When we talk about cost, yes we should consider the cost of the service itself, but we should also consider the Total Cost of Ownership as well.

Familiarise yourself and learn how to read the pricing tables of various services on AWS.
Create budget alerts to avoid unexpected bills.
Include cost optimisation as part of your design stage.
Get comfortable with using Cost Explorer - when costs spike it's important to understand how to drill down into costs.

Serverless First

Serverless has grown to mean many things and can even mean something different depending on whose cloud you are paying for. But for our team and for the purpose of this article, serverless is a way of building and running applications without having to manage the underlying infrastructure on AWS.

Of course there are still servers running in a data centre somewhere but those servers are not our responsibility. With Serverless we as developers can focus on our core product instead of worrying about managing and operating servers or runtimes.

By choosing “Serverless” or “Managed Services” as much as possible we allow AWS to do the “undifferentiated heavy lifting” for us.
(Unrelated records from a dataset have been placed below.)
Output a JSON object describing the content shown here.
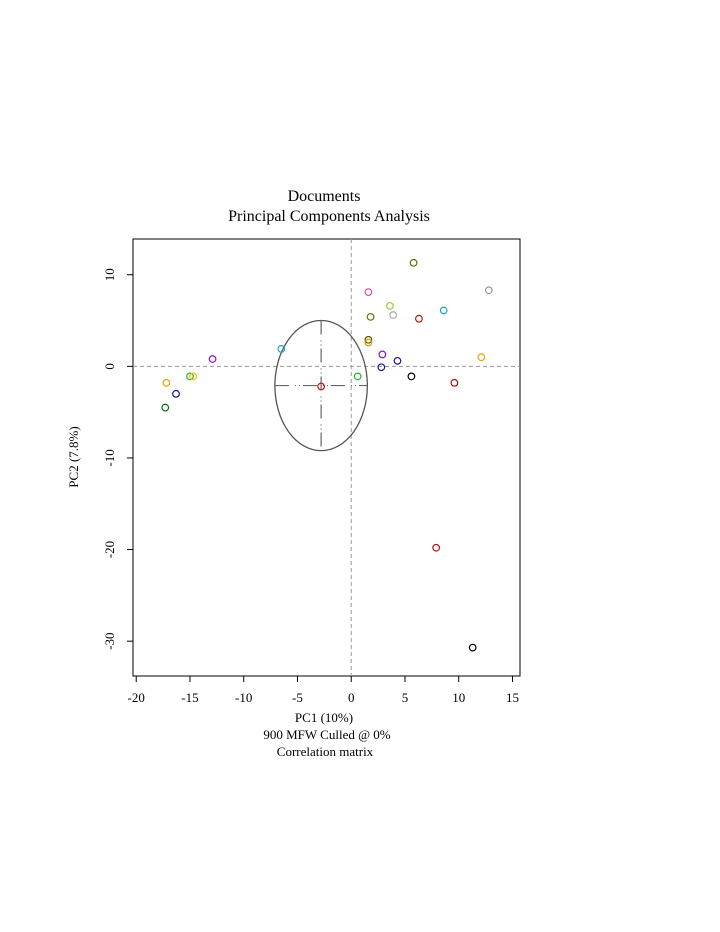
{
  "chart_data": {
    "type": "scatter",
    "title": "Documents",
    "subtitle": "Principal Components Analysis",
    "xlabel": "PC1 (10%)",
    "ylabel": "PC2 (7.8%)",
    "caption_lines": [
      "900 MFW  Culled @ 0%",
      "Correlation matrix"
    ],
    "xlim": [
      -20.3,
      15.7
    ],
    "ylim": [
      -33.8,
      13.9
    ],
    "x_ticks": [
      -20,
      -15,
      -10,
      -5,
      0,
      5,
      10,
      15
    ],
    "y_ticks": [
      10,
      0,
      -10,
      -20,
      -30
    ],
    "reference_lines": {
      "x": 0,
      "y": 0
    },
    "grid": false,
    "points": [
      {
        "x": -17.2,
        "y": -1.8,
        "color": "#e6a400"
      },
      {
        "x": -15.0,
        "y": -1.1,
        "color": "#22bb22"
      },
      {
        "x": -14.7,
        "y": -1.1,
        "color": "#f2c500"
      },
      {
        "x": -16.3,
        "y": -3.0,
        "color": "#1515a0"
      },
      {
        "x": -17.3,
        "y": -4.5,
        "color": "#0a6a0a"
      },
      {
        "x": -12.9,
        "y": 0.8,
        "color": "#8a12c8"
      },
      {
        "x": -6.5,
        "y": 1.9,
        "color": "#19a6c9"
      },
      {
        "x": -2.8,
        "y": -2.2,
        "color": "#b41414"
      },
      {
        "x": 0.6,
        "y": -1.1,
        "color": "#22bb22"
      },
      {
        "x": 1.6,
        "y": 2.9,
        "color": "#5a5a00"
      },
      {
        "x": 1.6,
        "y": 2.6,
        "color": "#c89a00"
      },
      {
        "x": 1.8,
        "y": 5.4,
        "color": "#5a7a00"
      },
      {
        "x": 1.6,
        "y": 8.1,
        "color": "#d44d96"
      },
      {
        "x": 3.6,
        "y": 6.6,
        "color": "#9acd32"
      },
      {
        "x": 3.9,
        "y": 5.6,
        "color": "#aaaaaa"
      },
      {
        "x": 5.8,
        "y": 11.3,
        "color": "#6b6b12"
      },
      {
        "x": 6.3,
        "y": 5.2,
        "color": "#b41414"
      },
      {
        "x": 2.9,
        "y": 1.3,
        "color": "#8a12c8"
      },
      {
        "x": 2.8,
        "y": -0.1,
        "color": "#1515a0"
      },
      {
        "x": 4.3,
        "y": 0.6,
        "color": "#1515a0"
      },
      {
        "x": 5.6,
        "y": -1.1,
        "color": "#000000"
      },
      {
        "x": 8.6,
        "y": 6.1,
        "color": "#19a6c9"
      },
      {
        "x": 9.6,
        "y": -1.8,
        "color": "#a01414"
      },
      {
        "x": 12.1,
        "y": 1.0,
        "color": "#e6a400"
      },
      {
        "x": 12.8,
        "y": 8.3,
        "color": "#999999"
      },
      {
        "x": 7.9,
        "y": -19.8,
        "color": "#b41414"
      },
      {
        "x": 11.3,
        "y": -30.7,
        "color": "#000000"
      }
    ],
    "crosshair": {
      "x": -2.8,
      "y": -2.1,
      "rx": 4.3,
      "ry": 7.1
    }
  }
}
These are things that are important for the product to function but do not differentiate it from your competitors.

The benefits of Serverless are clear:

No infrastructure provisioning or maintenance
Automatic scaling
Pay for what you use
Highly available and secure

What we don't want to be is dogmatic, it’s very tempting to be “Serverless Only”, however in certain circumstances this can lead to increased complexity (for no reason) and increased cost (especially at a certain scale).

Serverless first means to treat it as the first step, use it to make a start and iterate quickly but don't be sad if it’s not a good fit for certain customers or workloads.
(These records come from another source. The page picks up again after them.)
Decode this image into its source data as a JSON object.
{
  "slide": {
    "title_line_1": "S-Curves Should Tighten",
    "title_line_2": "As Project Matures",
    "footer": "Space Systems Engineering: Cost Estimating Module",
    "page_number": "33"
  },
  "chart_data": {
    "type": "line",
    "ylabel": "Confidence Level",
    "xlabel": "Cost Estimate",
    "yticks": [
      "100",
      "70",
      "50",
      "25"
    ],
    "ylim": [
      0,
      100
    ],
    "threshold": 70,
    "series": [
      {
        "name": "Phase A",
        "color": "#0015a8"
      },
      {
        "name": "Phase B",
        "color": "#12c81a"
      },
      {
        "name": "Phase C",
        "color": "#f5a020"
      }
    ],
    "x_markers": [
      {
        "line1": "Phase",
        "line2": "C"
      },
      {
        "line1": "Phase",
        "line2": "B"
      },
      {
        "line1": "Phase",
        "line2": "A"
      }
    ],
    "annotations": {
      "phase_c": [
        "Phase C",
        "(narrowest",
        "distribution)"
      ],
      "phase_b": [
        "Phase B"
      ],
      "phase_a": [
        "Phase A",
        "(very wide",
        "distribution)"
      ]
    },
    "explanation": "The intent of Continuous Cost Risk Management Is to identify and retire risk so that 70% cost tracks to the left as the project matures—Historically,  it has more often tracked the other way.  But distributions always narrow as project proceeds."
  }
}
Furthermore it’s important to treat any decision you make as a “two way door”, architecture decisions are never final, if something doesn't work or starts to cost too much, change it!

Master the basics

It’s entirely possible that you land on a Serverless project and avoid having to do some of the undifferentiated heavy lifting we have already eluded to. But this doesn't mean you should be ignorant to it. Networking concepts and core AWS services should be understood, even if they are not part of the “Serverless” offering.
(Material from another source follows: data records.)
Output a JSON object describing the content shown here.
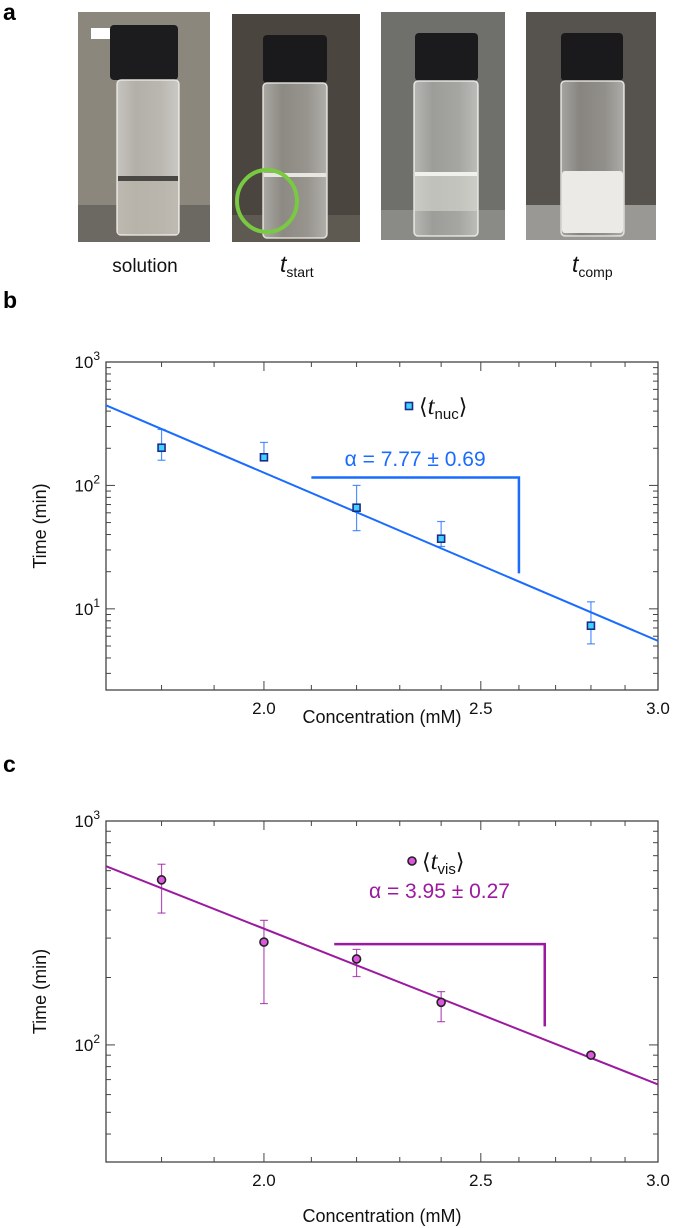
{
  "panel_a": {
    "label": "a",
    "photos": [
      {
        "caption": "solution",
        "caption_sub": ""
      },
      {
        "caption": "t",
        "caption_sub": "start"
      },
      {
        "caption": "",
        "caption_sub": ""
      },
      {
        "caption": "t",
        "caption_sub": "comp"
      }
    ],
    "highlight_color": "#7ac943"
  },
  "chart_data": [
    {
      "panel_label": "b",
      "type": "scatter",
      "xlabel": "Concentration (mM)",
      "ylabel": "Time (min)",
      "x_scale": "log",
      "y_scale": "log",
      "xlim": [
        1.7,
        3.0
      ],
      "ylim": [
        2.2,
        1000
      ],
      "x_ticks": [
        {
          "value": 2.0,
          "label": "2.0"
        },
        {
          "value": 2.5,
          "label": "2.5"
        },
        {
          "value": 3.0,
          "label": "3.0"
        }
      ],
      "y_ticks": [
        {
          "value": 1000,
          "base": "10",
          "exp": "3"
        },
        {
          "value": 100,
          "base": "10",
          "exp": "2"
        },
        {
          "value": 10,
          "base": "10",
          "exp": "1"
        }
      ],
      "grid": false,
      "legend_placement": "top-center",
      "series": [
        {
          "name": "⟨t_nuc⟩",
          "legend": {
            "open": "⟨",
            "base": "t",
            "sub": "nuc",
            "close": "⟩"
          },
          "marker": "square",
          "color": "#1a6cff",
          "marker_fill": "#3fd3ff",
          "marker_edge": "#1e2a8a",
          "x": [
            1.8,
            2.0,
            2.2,
            2.4,
            2.8
          ],
          "y": [
            202,
            169,
            66,
            37,
            7.3
          ],
          "y_err_low": [
            160,
            160,
            43,
            32,
            5.2
          ],
          "y_err_high": [
            284,
            223,
            100,
            51,
            11.4
          ]
        }
      ],
      "fit": {
        "x": [
          1.7,
          3.0
        ],
        "y": [
          446,
          5.5
        ]
      },
      "annotation": {
        "text": "α = 7.77 ± 0.69",
        "bracket_x": [
          2.1,
          2.6
        ],
        "bracket_y": [
          116,
          19.4
        ]
      }
    },
    {
      "panel_label": "c",
      "type": "scatter",
      "xlabel": "Concentration (mM)",
      "ylabel": "Time (min)",
      "x_scale": "log",
      "y_scale": "log",
      "xlim": [
        1.7,
        3.0
      ],
      "ylim": [
        30,
        1000
      ],
      "x_ticks": [
        {
          "value": 2.0,
          "label": "2.0"
        },
        {
          "value": 2.5,
          "label": "2.5"
        },
        {
          "value": 3.0,
          "label": "3.0"
        }
      ],
      "y_ticks": [
        {
          "value": 1000,
          "base": "10",
          "exp": "3"
        },
        {
          "value": 100,
          "base": "10",
          "exp": "2"
        }
      ],
      "grid": false,
      "legend_placement": "top-center",
      "series": [
        {
          "name": "⟨t_vis⟩",
          "legend": {
            "open": "⟨",
            "base": "t",
            "sub": "vis",
            "close": "⟩"
          },
          "marker": "circle",
          "color": "#9b1aa0",
          "marker_fill": "#e055e0",
          "marker_edge": "#222222",
          "x": [
            1.8,
            2.0,
            2.2,
            2.4,
            2.8
          ],
          "y": [
            546,
            288,
            242,
            155,
            90
          ],
          "y_err_low": [
            388,
            153,
            202,
            127,
            90
          ],
          "y_err_high": [
            641,
            360,
            267,
            173,
            90
          ]
        }
      ],
      "fit": {
        "x": [
          1.7,
          3.0
        ],
        "y": [
          628,
          66.6
        ]
      },
      "annotation": {
        "text": "α = 3.95 ± 0.27",
        "bracket_x": [
          2.15,
          2.67
        ],
        "bracket_y": [
          282,
          121
        ]
      }
    }
  ]
}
AWS Certifications are a great way to be exposed to these kinds of topics. Check out my colleague Tom’s post for more info) but as a start I cannot recommend the free “Tech Fundamentals” course by Adrian Cantrill enough. It is not AWS specific but covers fundamental knowledge that will help you design, develop and debug applications in the cloud.

Automate everything

We’ve mentioned Infrastructure as code a number of times already. Using IaC frameworks ensures that we have consistency and repeatability in resource provisioning and management. While you might not be dealing with physical servers, I find the Snowflake Server concept a really nice way of reminding myself why we spend time automating deployments.

Snowflakes are unique:

good for a ski resort, bad for a data center.

We’ve got quite a bit of experience using CDK across a number of projects, so I would recommend it as a great place to start. There are a number of posts on our blog which help cover some fundamental aspects:

CDK Lessons learned - https://instil.co/blog/cdk-lessons-learned/
Improving the CDK development cycle - https://instil.co/blog/improving-cdk-development-cycle/

An added benefit of CDK is that there are plenty of ready made constructs and patterns for you to re-use on your projects.

Well-Architected Framework

The Well-Architected Framework could be considered “the mother of all AWS best practice guides”. It breaks down what a well architected application looks like using 6 pillars:

Operational Excellence
Security
Reliability
Performance Efficiency
Cost Optimisation
Sustainability

While I hope you have found this post useful, I would recommend you use it as a start, and then branch into the Well-Architected Pillars for further reading and then apply what you have learnt to your projects.

There is also a Well-Architected Tool that can help you assess your application against these pillars. It’s important to note that this is not a “checklist” and you should not aim for a “perfect score”. Instead it should be used as a guide to help you identify areas of improvement.